In fact, in many states, one needs to look no further than professional state board publications for evidence of a punitive culture. For example, in Pennsylvania, the state nursing board funds what must be an enormous expense to send all licensed nurses a newsletter listing all disciplinary actions taken against nurses in the state. Sanctions due to involvement in medical errors are interspersed with reports of unethical or unlicensed activity, further increasing the shame and blame culture within these agencies and the profession. Furthermore, little or no information about improving patient safety or other dimensions of healthcare quality appear in the newsletters, which would certainly be a more effective use of this resource. (Licensing actions could be posted on a website for employers to reference.) Indeed, of the 27 pages of a recent state board of nursing newsletter, 18 pages covered disciplinary actions, 1 page covered mandatory reporting of license actions taken in other states, another page described how to report unethical or unlicensed activity of colleagues, and a few additional pages contained a chairperson's business message and a welcome to new board members.

The 2004 IOM report recommended sweeping changes within the state boards of nursing. Specifically, the committee felt the National Council of State Boards of Nursing, in consultation with patient safety experts and healthcare leaders, should design uniform processes and guidelines across states to better distinguish human errors from willful negligence and intentional misconduct. Stressing that this recommendation carried equal weight to all the others, the IOM committee underscored that defenses against human errors can be developed and put in place only if healthcare professionals are not afraid of disciplinary action when reporting those errors.

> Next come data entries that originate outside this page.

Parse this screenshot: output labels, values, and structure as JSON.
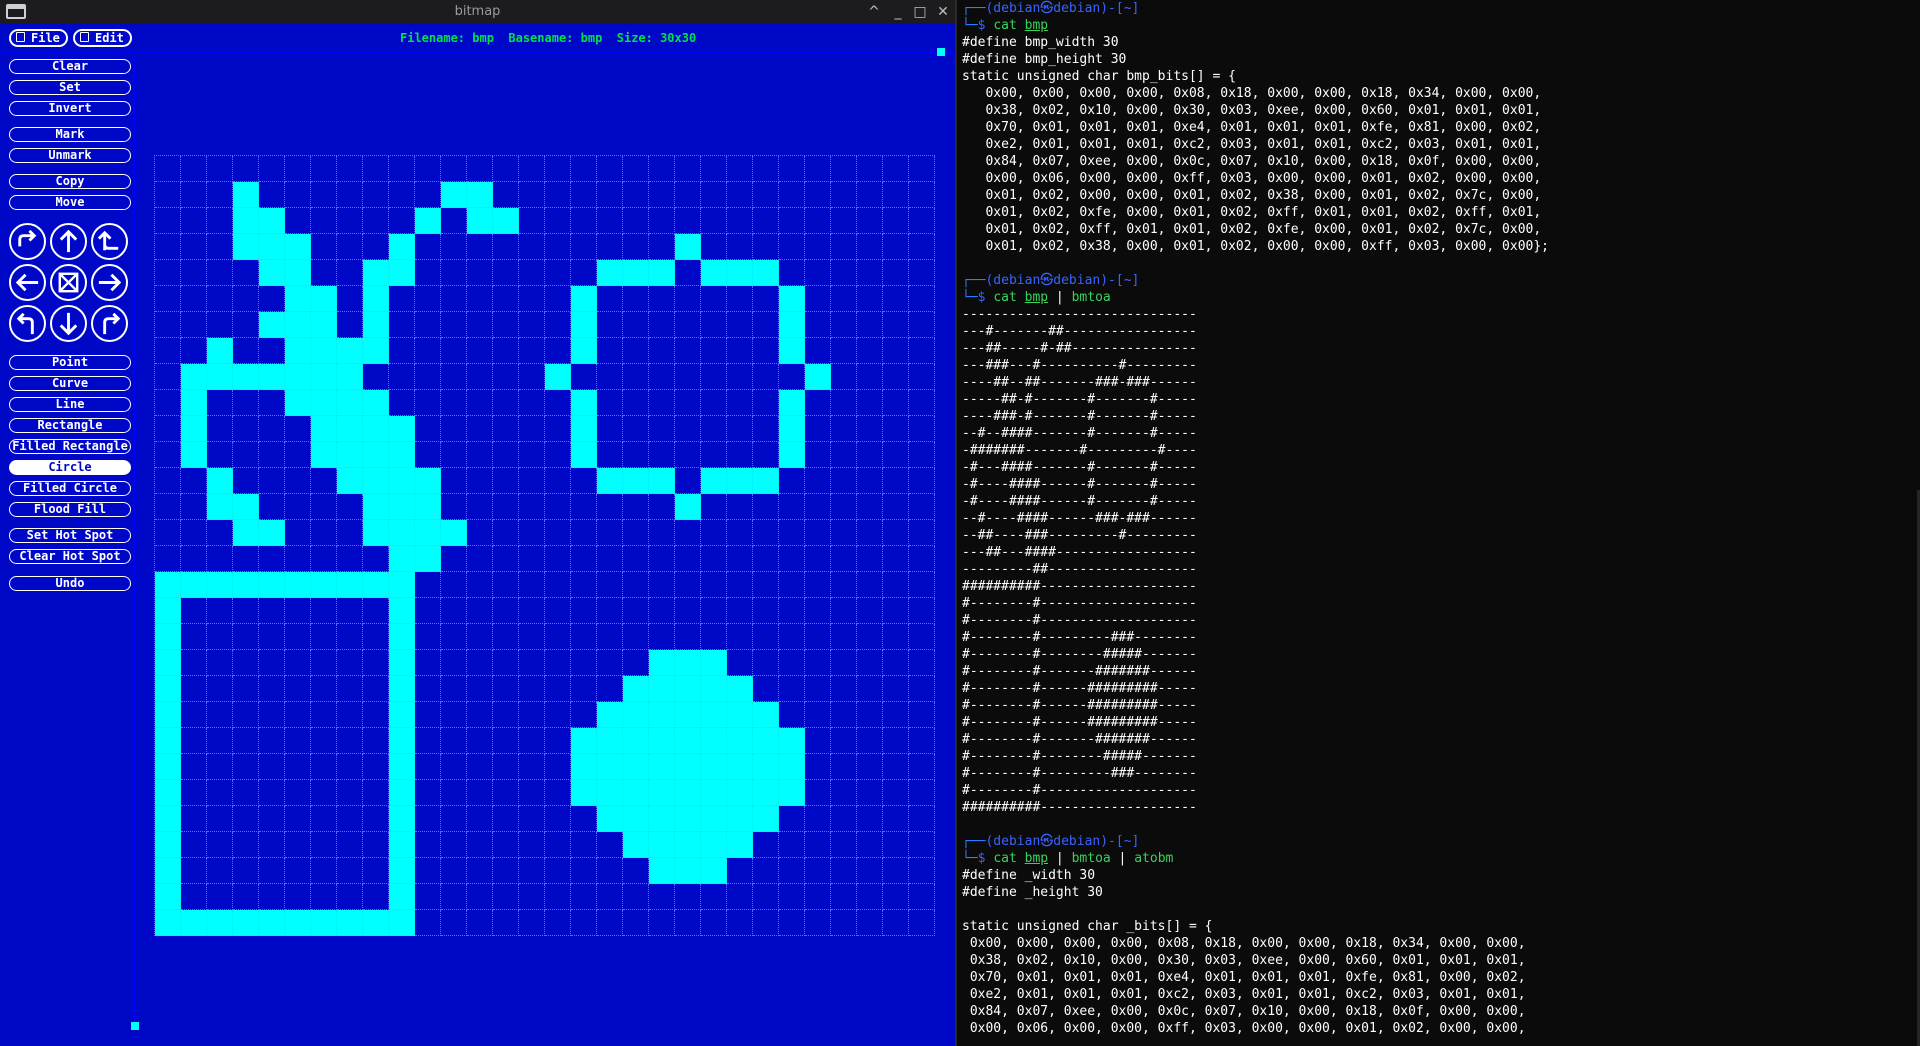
{
  "bitmap_window": {
    "title": "bitmap",
    "controls": [
      "^",
      "_",
      "□",
      "✕"
    ],
    "menus": [
      {
        "label": "File"
      },
      {
        "label": "Edit"
      }
    ],
    "status": "Filename: bmp  Basename: bmp  Size: 30x30",
    "tools": {
      "clear": "Clear",
      "set": "Set",
      "invert": "Invert",
      "mark": "Mark",
      "unmark": "Unmark",
      "copy": "Copy",
      "move": "Move",
      "point": "Point",
      "curve": "Curve",
      "line": "Line",
      "rectangle": "Rectangle",
      "filled_rectangle": "Filled Rectangle",
      "circle": "Circle",
      "filled_circle": "Filled Circle",
      "flood_fill": "Flood Fill",
      "set_hot_spot": "Set Hot Spot",
      "clear_hot_spot": "Clear Hot Spot",
      "undo": "Undo"
    },
    "selected_tool": "Circle",
    "arrow_buttons": [
      "flip-horizontal-icon",
      "up-arrow-icon",
      "flip-vertical-icon",
      "left-arrow-icon",
      "fold-icon",
      "right-arrow-icon",
      "rotate-left-icon",
      "down-arrow-icon",
      "rotate-right-icon"
    ],
    "grid_size": [
      30,
      30
    ],
    "pixel_rows": [
      "------------------------------",
      "---#-------##-----------------",
      "---##-----#-##----------------",
      "---###---#----------#---------",
      "----##--##-------###-###------",
      "-----##-#-------#-------#-----",
      "----###-#-------#-------#-----",
      "--#--####-------#-------#-----",
      "-#######-------#---------#----",
      "-#---####-------#-------#-----",
      "-#----####------#-------#-----",
      "-#----####------#-------#-----",
      "--#----####------###-###------",
      "--##----###---------#---------",
      "---##---####------------------",
      "---------##-------------------",
      "##########--------------------",
      "#--------#--------------------",
      "#--------#--------------------",
      "#--------#---------###--------",
      "#--------#--------#####-------",
      "#--------#-------#######------",
      "#--------#------#########-----",
      "#--------#------#########-----",
      "#--------#------#########-----",
      "#--------#-------#######------",
      "#--------#--------#####-------",
      "#--------#---------###--------",
      "#--------#--------------------",
      "##########--------------------"
    ],
    "on_color": "#00ffff",
    "bg_color": "#0008c8"
  },
  "terminal": {
    "lines": [
      {
        "t": "prompt"
      },
      {
        "t": "cmd",
        "parts": [
          [
            "cat ",
            "g"
          ],
          [
            "bmp",
            "gu"
          ]
        ]
      },
      {
        "t": "text",
        "s": "#define bmp_width 30"
      },
      {
        "t": "text",
        "s": "#define bmp_height 30"
      },
      {
        "t": "text",
        "s": "static unsigned char bmp_bits[] = {"
      },
      {
        "t": "text",
        "s": "   0x00, 0x00, 0x00, 0x00, 0x08, 0x18, 0x00, 0x00, 0x18, 0x34, 0x00, 0x00,"
      },
      {
        "t": "text",
        "s": "   0x38, 0x02, 0x10, 0x00, 0x30, 0x03, 0xee, 0x00, 0x60, 0x01, 0x01, 0x01,"
      },
      {
        "t": "text",
        "s": "   0x70, 0x01, 0x01, 0x01, 0xe4, 0x01, 0x01, 0x01, 0xfe, 0x81, 0x00, 0x02,"
      },
      {
        "t": "text",
        "s": "   0xe2, 0x01, 0x01, 0x01, 0xc2, 0x03, 0x01, 0x01, 0xc2, 0x03, 0x01, 0x01,"
      },
      {
        "t": "text",
        "s": "   0x84, 0x07, 0xee, 0x00, 0x0c, 0x07, 0x10, 0x00, 0x18, 0x0f, 0x00, 0x00,"
      },
      {
        "t": "text",
        "s": "   0x00, 0x06, 0x00, 0x00, 0xff, 0x03, 0x00, 0x00, 0x01, 0x02, 0x00, 0x00,"
      },
      {
        "t": "text",
        "s": "   0x01, 0x02, 0x00, 0x00, 0x01, 0x02, 0x38, 0x00, 0x01, 0x02, 0x7c, 0x00,"
      },
      {
        "t": "text",
        "s": "   0x01, 0x02, 0xfe, 0x00, 0x01, 0x02, 0xff, 0x01, 0x01, 0x02, 0xff, 0x01,"
      },
      {
        "t": "text",
        "s": "   0x01, 0x02, 0xff, 0x01, 0x01, 0x02, 0xfe, 0x00, 0x01, 0x02, 0x7c, 0x00,"
      },
      {
        "t": "text",
        "s": "   0x01, 0x02, 0x38, 0x00, 0x01, 0x02, 0x00, 0x00, 0xff, 0x03, 0x00, 0x00};"
      },
      {
        "t": "text",
        "s": ""
      },
      {
        "t": "prompt"
      },
      {
        "t": "cmd",
        "parts": [
          [
            "cat ",
            "g"
          ],
          [
            "bmp",
            "gu"
          ],
          [
            " | ",
            "w"
          ],
          [
            "bmtoa",
            "g"
          ]
        ]
      },
      {
        "t": "text",
        "s": "------------------------------"
      },
      {
        "t": "text",
        "s": "---#-------##-----------------"
      },
      {
        "t": "text",
        "s": "---##-----#-##----------------"
      },
      {
        "t": "text",
        "s": "---###---#----------#---------"
      },
      {
        "t": "text",
        "s": "----##--##-------###-###------"
      },
      {
        "t": "text",
        "s": "-----##-#-------#-------#-----"
      },
      {
        "t": "text",
        "s": "----###-#-------#-------#-----"
      },
      {
        "t": "text",
        "s": "--#--####-------#-------#-----"
      },
      {
        "t": "text",
        "s": "-#######-------#---------#----"
      },
      {
        "t": "text",
        "s": "-#---####-------#-------#-----"
      },
      {
        "t": "text",
        "s": "-#----####------#-------#-----"
      },
      {
        "t": "text",
        "s": "-#----####------#-------#-----"
      },
      {
        "t": "text",
        "s": "--#----####------###-###------"
      },
      {
        "t": "text",
        "s": "--##----###---------#---------"
      },
      {
        "t": "text",
        "s": "---##---####------------------"
      },
      {
        "t": "text",
        "s": "---------##-------------------"
      },
      {
        "t": "text",
        "s": "##########--------------------"
      },
      {
        "t": "text",
        "s": "#--------#--------------------"
      },
      {
        "t": "text",
        "s": "#--------#--------------------"
      },
      {
        "t": "text",
        "s": "#--------#---------###--------"
      },
      {
        "t": "text",
        "s": "#--------#--------#####-------"
      },
      {
        "t": "text",
        "s": "#--------#-------#######------"
      },
      {
        "t": "text",
        "s": "#--------#------#########-----"
      },
      {
        "t": "text",
        "s": "#--------#------#########-----"
      },
      {
        "t": "text",
        "s": "#--------#------#########-----"
      },
      {
        "t": "text",
        "s": "#--------#-------#######------"
      },
      {
        "t": "text",
        "s": "#--------#--------#####-------"
      },
      {
        "t": "text",
        "s": "#--------#---------###--------"
      },
      {
        "t": "text",
        "s": "#--------#--------------------"
      },
      {
        "t": "text",
        "s": "##########--------------------"
      },
      {
        "t": "text",
        "s": ""
      },
      {
        "t": "prompt"
      },
      {
        "t": "cmd",
        "parts": [
          [
            "cat ",
            "g"
          ],
          [
            "bmp",
            "gu"
          ],
          [
            " | ",
            "w"
          ],
          [
            "bmtoa",
            "g"
          ],
          [
            " | ",
            "w"
          ],
          [
            "atobm",
            "g"
          ]
        ]
      },
      {
        "t": "text",
        "s": "#define _width 30"
      },
      {
        "t": "text",
        "s": "#define _height 30"
      },
      {
        "t": "text",
        "s": ""
      },
      {
        "t": "text",
        "s": "static unsigned char _bits[] = {"
      },
      {
        "t": "text",
        "s": " 0x00, 0x00, 0x00, 0x00, 0x08, 0x18, 0x00, 0x00, 0x18, 0x34, 0x00, 0x00,"
      },
      {
        "t": "text",
        "s": " 0x38, 0x02, 0x10, 0x00, 0x30, 0x03, 0xee, 0x00, 0x60, 0x01, 0x01, 0x01,"
      },
      {
        "t": "text",
        "s": " 0x70, 0x01, 0x01, 0x01, 0xe4, 0x01, 0x01, 0x01, 0xfe, 0x81, 0x00, 0x02,"
      },
      {
        "t": "text",
        "s": " 0xe2, 0x01, 0x01, 0x01, 0xc2, 0x03, 0x01, 0x01, 0xc2, 0x03, 0x01, 0x01,"
      },
      {
        "t": "text",
        "s": " 0x84, 0x07, 0xee, 0x00, 0x0c, 0x07, 0x10, 0x00, 0x18, 0x0f, 0x00, 0x00,"
      },
      {
        "t": "text",
        "s": " 0x00, 0x06, 0x00, 0x00, 0xff, 0x03, 0x00, 0x00, 0x01, 0x02, 0x00, 0x00,"
      }
    ],
    "prompt_user": "(debian㉿debian)-[~]",
    "prompt_symbol": "$",
    "colors": {
      "prompt": "#3a62ff",
      "command": "#38d35a",
      "text": "#ffffff"
    }
  }
}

Of course, there may be nursing, pharmacy, and medical licensing state boards that are making great strides in changing the culture and reducing the typical shame and blame disciplinary model of dealing with practitioners who are involved in an error. But the journey is slow, and the time required to make substantial changes cannot be predicted. Much will depend on the commitment and effort each state licensing board is prepared to devote to effecting change.

Objective measurement and feedback is needed to manage any planned change successfully, and efforts to create a just culture of safety are no exception. To this end, one pivotal place to start is an initial baseline assessment of practitioners' experiences with and perceptions about their state licensing board.